On the gas front, prices remained high and rose steadily throughout the first half of the month, propelling European LNG imports to their highest level ever recorded in June. Temporarily, escalating tensions in the Middle East pushed gas prices even higher, as concerns over a potential disruption in Qatari LNG exports threatened to tighten global supply and intensify competition for US LNG cargoes. Towards the end of the month, the prevailing de-escalation in the region and the absence of LNG supply disruptions supported robust stock-building, pushing European gas storages from 49% at the beginning of June to 59% full early last week. Meanwhile, the EU Council and Parliament reached a provisional agreement aimed at reducing the cost of refilling gas storage during the summer by introducing greater flexibility around storage targets. Under the revised terms, storage facilities must be filled to 90% of capacity between 1 October and 1 December, extending the original 1 November deadline, while member states may deviate from the target by up to 10 percentage points in the event of difficult market conditions.

Meanwhile, coal prices increased more sharply than gas prices, making fuel switching less economical and curbing the short-lived bullish momentum in European carbon prices. This upward trend was further limited by Europe’s bleak macroeconomic outlook, with the latest data showing a 1.8% monthly decline in industrial production and only a modest rebound in power consumption during the first half of the year. Energy-intensive sectors have been particularly affected, as ongoing tariffs and broader macroeconomic uncertainty continue to suppress industrial demand. Against this background, the European Commission has adopted a temporary state-aid framework, allowing member states to subsidise up to 50% of electricity cost for energy-intensive industries, capped at three years and ending in 2030, with the aim of discouraging industry relocation. In addition, the Commission recommended a 90% reduction in the EU’s net GHG emissions by 2040, compared with 1990 levels, a development with limited impact on the near-term fundamentals of the European carbon market.

Looking ahead, ongoing developments in global trade negotiations continue to attract significant attention across markets. The White House has extended the deadline for implementing ‘reciprocal’ tariffs, targeting approximately 180 trading partners, from 9th of July to 1st of August.

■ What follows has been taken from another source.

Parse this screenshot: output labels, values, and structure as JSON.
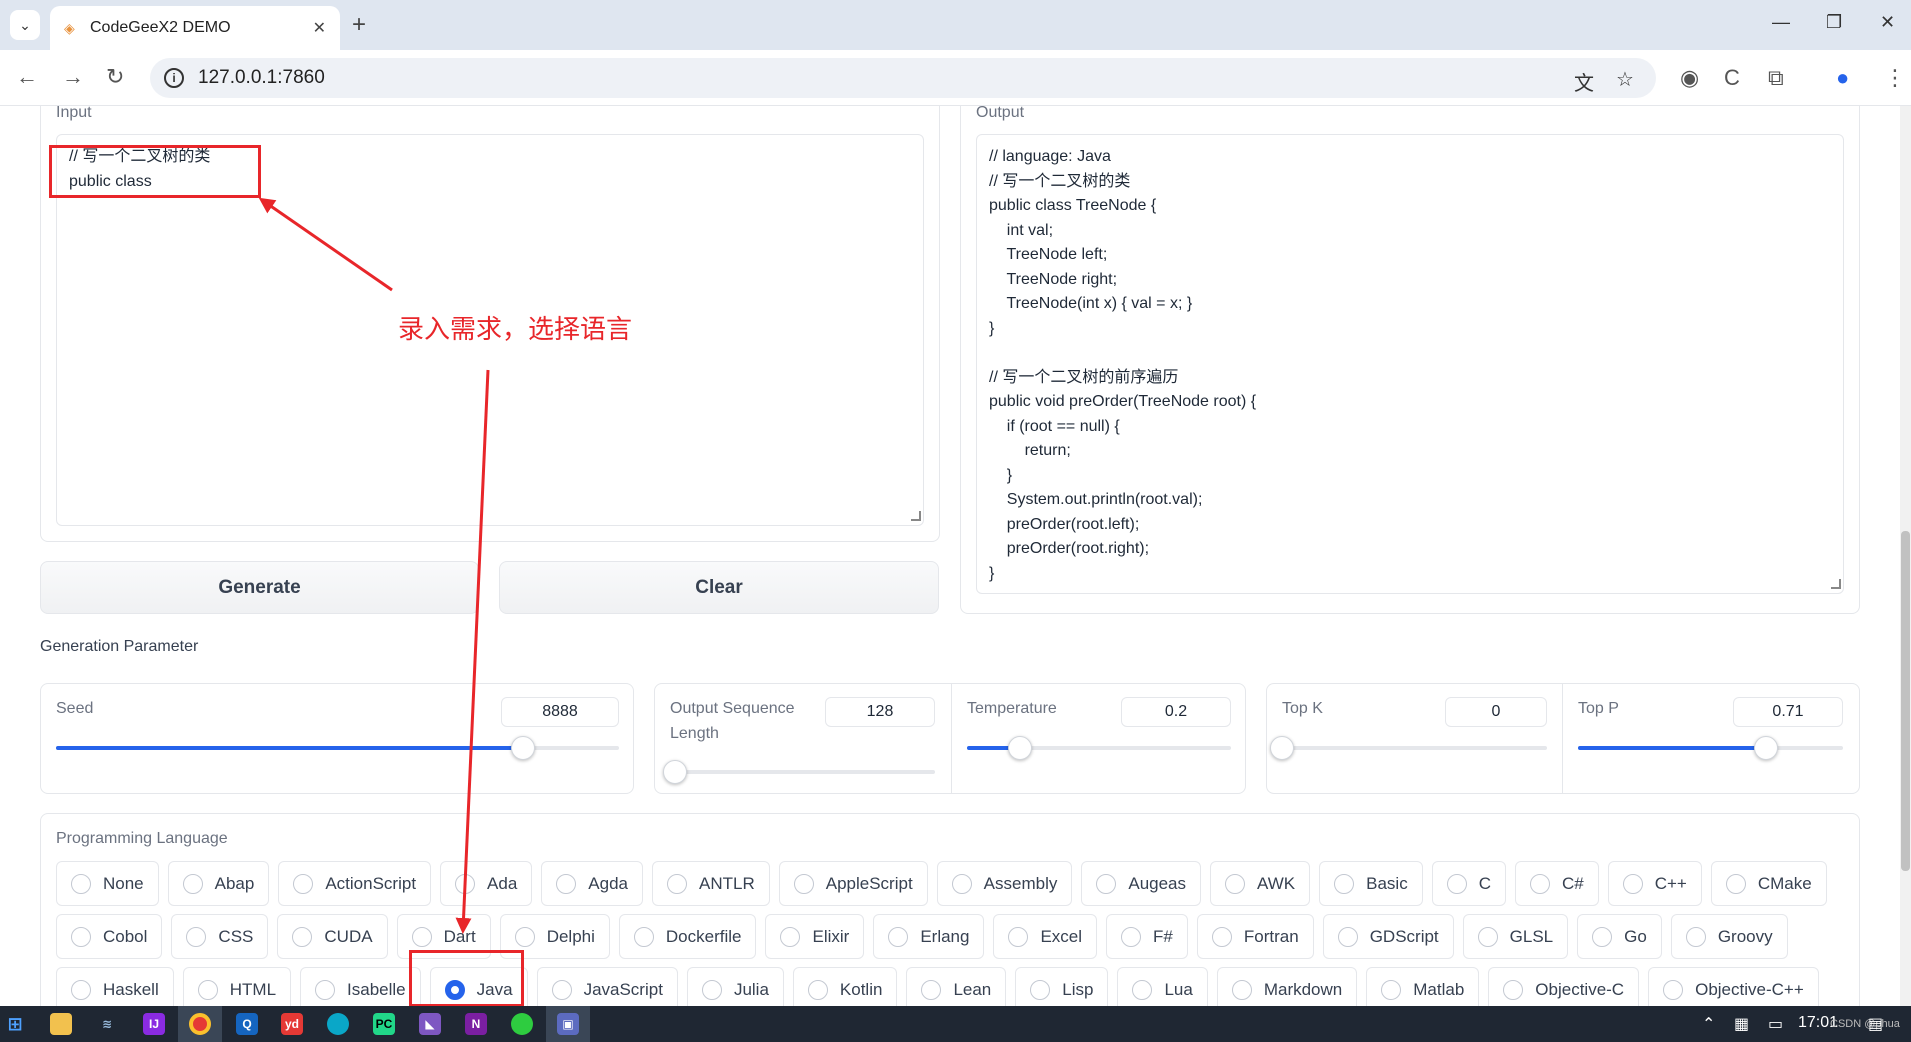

In addition, formal notices have been issued to Japan and South Korea, two of the United States’ largest trading counterparts, indicating that 25 percent tariffs will be imposed beginning 1st of August.

 

Disclaimer

This document is for information purposes only. None of the statements and notes constitutes a solicitation, an offer or a recommendation for conducting any transactions. No warranty, either expressed or implied, is given for the information contained in this document. Actions based on this document made therein are the responsibility of those who undertake them. All liability for damages, which may result directly or indirectly from the use of this document, is disclaimed.

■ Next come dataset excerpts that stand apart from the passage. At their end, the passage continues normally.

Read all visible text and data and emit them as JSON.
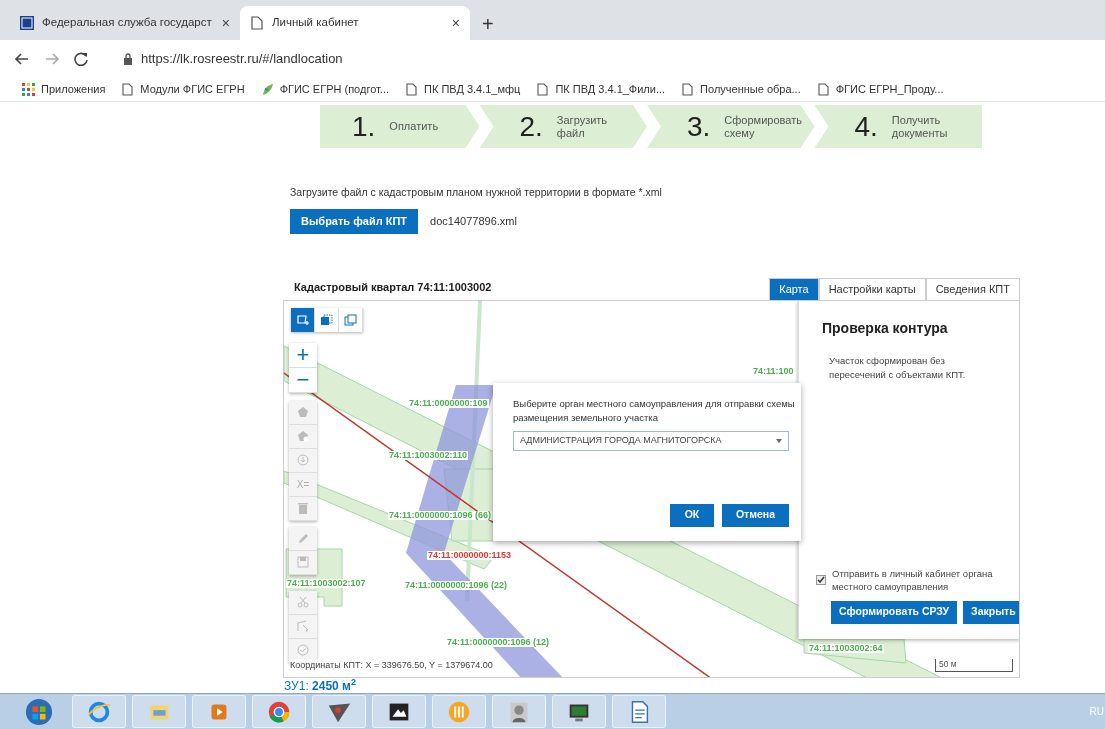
{
  "browser": {
    "tabs": [
      {
        "title": "Федеральная служба государст",
        "kind": "site",
        "selected": false,
        "close": "×"
      },
      {
        "title": "Личный кабинет",
        "kind": "page",
        "selected": true,
        "close": "×"
      }
    ],
    "new_tab": "+",
    "url": "https://lk.rosreestr.ru/#/landlocation",
    "bookmarks": [
      {
        "label": "Приложения",
        "kind": "apps"
      },
      {
        "label": "Модули ФГИС ЕГРН",
        "kind": "page"
      },
      {
        "label": "ФГИС ЕГРН (подгот...",
        "kind": "leaf"
      },
      {
        "label": "ПК ПВД 3.4.1_мфц",
        "kind": "page"
      },
      {
        "label": "ПК ПВД 3.4.1_Фили...",
        "kind": "page"
      },
      {
        "label": "Полученные обра...",
        "kind": "page"
      },
      {
        "label": "ФГИС ЕГРН_Проду...",
        "kind": "page"
      }
    ]
  },
  "steps": [
    {
      "number": "1.",
      "label": "Оплатить"
    },
    {
      "number": "2.",
      "label": "Загрузить файл"
    },
    {
      "number": "3.",
      "label": "Сформировать схему"
    },
    {
      "number": "4.",
      "label": "Получить документы"
    }
  ],
  "upload": {
    "prompt": "Загрузите файл с кадастровым планом нужной территории в формате *.xml",
    "button": "Выбрать файл КПТ",
    "file_name": "doc14077896.xml"
  },
  "map": {
    "title": "Кадастровый квартал 74:11:1003002",
    "tabs": [
      {
        "label": "Карта",
        "selected": true
      },
      {
        "label": "Настройки карты",
        "selected": false
      },
      {
        "label": "Сведения КПТ",
        "selected": false
      }
    ],
    "modes": [
      {
        "kind": "draw",
        "selected": true
      },
      {
        "kind": "select",
        "selected": false
      },
      {
        "kind": "layers",
        "selected": false
      }
    ],
    "zoom": [
      "+",
      "−"
    ],
    "tool_groups": [
      [
        {
          "kind": "polygon"
        },
        {
          "kind": "polygon-hole"
        },
        {
          "kind": "import"
        },
        {
          "kind": "coords",
          "label": "X="
        },
        {
          "kind": "delete"
        }
      ],
      [
        {
          "kind": "edit"
        },
        {
          "kind": "save"
        }
      ],
      [
        {
          "kind": "cut"
        },
        {
          "kind": "vertex"
        },
        {
          "kind": "check"
        }
      ]
    ],
    "labels": [
      {
        "text": "74:11:0000000:109",
        "color": "#4caf50"
      },
      {
        "text": "74:11:1003002:110",
        "color": "#4caf50"
      },
      {
        "text": "74:11:0000000:1096 (66)",
        "color": "#4caf50"
      },
      {
        "text": "74:11:0000000:1153",
        "color": "#e53935"
      },
      {
        "text": "74:11:1003002:107",
        "color": "#4caf50"
      },
      {
        "text": "74:11:0000000:1096 (22)",
        "color": "#4caf50"
      },
      {
        "text": "74:11:0000000:1096 (12)",
        "color": "#4caf50"
      },
      {
        "text": "74:11:100",
        "color": "#4caf50"
      },
      {
        "text": "74:11:1003002:64",
        "color": "#4caf50"
      }
    ],
    "coordinates": "Координаты КПТ: X = 339676.50, Y = 1379674.00",
    "scale": "50 м",
    "dialog": {
      "message": "Выберите орган местного самоуправления для отправки схемы размещения земельного участка",
      "select_value": "АДМИНИСТРАЦИЯ ГОРОДА МАГНИТОГОРСКА",
      "buttons": [
        "ОК",
        "Отмена"
      ]
    },
    "panel": {
      "title": "Проверка контура",
      "message": "Участок сформирован без пересечений с объектами КПТ.",
      "checkbox": {
        "label": "Отправить в личный кабинет органа местного самоуправления",
        "checked": true
      },
      "buttons": [
        "Сформировать СРЗУ",
        "Закрыть"
      ]
    }
  },
  "area": "ЗУ1: **2450 м$^{2}$**",
  "taskbar": {
    "apps": [
      {
        "kind": "start"
      },
      {
        "kind": "ie"
      },
      {
        "kind": "folder"
      },
      {
        "kind": "media"
      },
      {
        "kind": "chrome"
      },
      {
        "kind": "triangle"
      },
      {
        "kind": "dark"
      },
      {
        "kind": "orange"
      },
      {
        "kind": "person"
      },
      {
        "kind": "monitor"
      },
      {
        "kind": "document"
      }
    ],
    "language": "RU"
  }
}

The accuracy, completeness or relevance of the information which has been drawn from external sources is not guaranteed although it is drawn from sources reasonably believed to be reliable. Estimates regarding future developments and other forward looking statements regarding commodities and therewith connected derivatives mentioned in this document may be based on assumptions that may not be realized. Axpo reserves the right to change the views reflected in the document without notice and to issue other reports that are inconsistent and reach different conclusions from the information presented in this document.